Generating a Self-Signed Certificate

To generate a self-signed certificate, you must use the openssl utility to generate a private key and a self-signed certificate for that key.

About this task

The Discover-DNCA package provides the openssl utility in the directory /usr/local/dncauser/bin.

The following steps assume that you logged in to the DNCA host machine as user root. To generate a self-signed certificate:

Procedure

  1. Generate the private key. The following example generates a 2048-bit RSA key file named example.key:
    
    /usr/local/dncauser/bin/openssl genrsa -out example.key 2048
    
  2. Generate the self-signed certificate. The following example generates a self-signed certificate file named example.crt by using the private-key file example.key generated in step 1. With option -days 365, the certificate is valid for the next 365 days (one year):
    
    /usr/local/dncauser/bin/openssl req -x509 -days 365 -newkey rsa:2048 -key \
      example.key -out example.crt
    

    The openssl req command interactively prompts for various values. The following table displays the prompts and sample replies:

    Prompt
    Sample Reply
    Country Name (2 letter code)
    US
    State or Province Name (full name)
    California
    Locality Name (for example, city)
    San Francisco
    Organization Name (for example, company)
    Unica Discover
    Organizational Unit Name (for example, section)
    Release Engineering
    Common Name (for example, YOUR name)
    DNCA.Discover.com
    Email Address
    root@DNCA.Discover.com

    The common name must be the fully qualified DNS name of the DNCA host machine. If the host machine does not have a DNS name that is assigned to it, then use the IP address of the machine.

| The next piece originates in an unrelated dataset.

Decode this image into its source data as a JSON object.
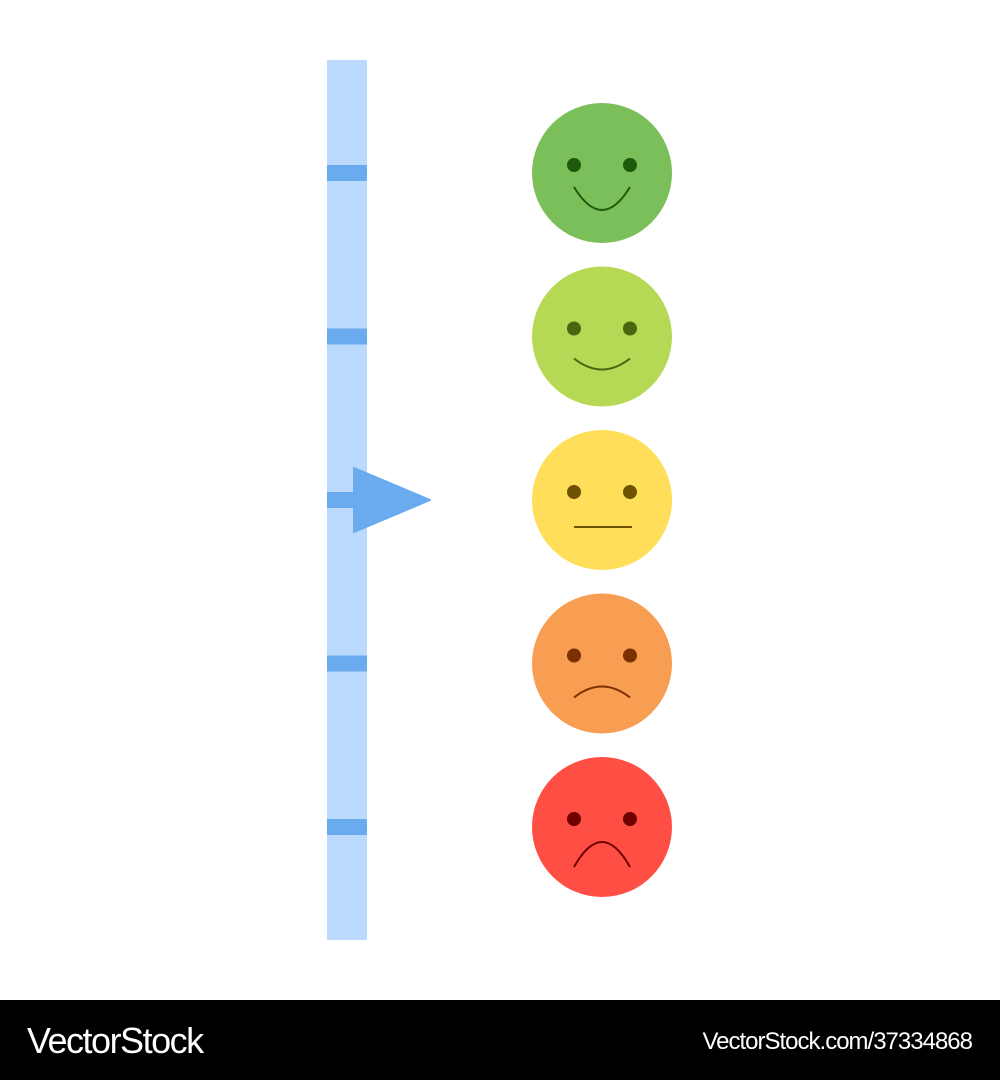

  3. Now, set the appropriate file ownership and permissions:
    1. All private key files must be readable only by the user account that needs read access to the file. The following chmod and chown commands set the ownership and permissions so that only the capture processes running as user dncauser can access file example.key:
      
      chmod go= example.key
      chown dncauser example.key
      
    2. Place the files in a directory accessible by the user account. For certificate and key files that are used by the Network Capture software, place the files in directory /usr/local/dncauser/etc.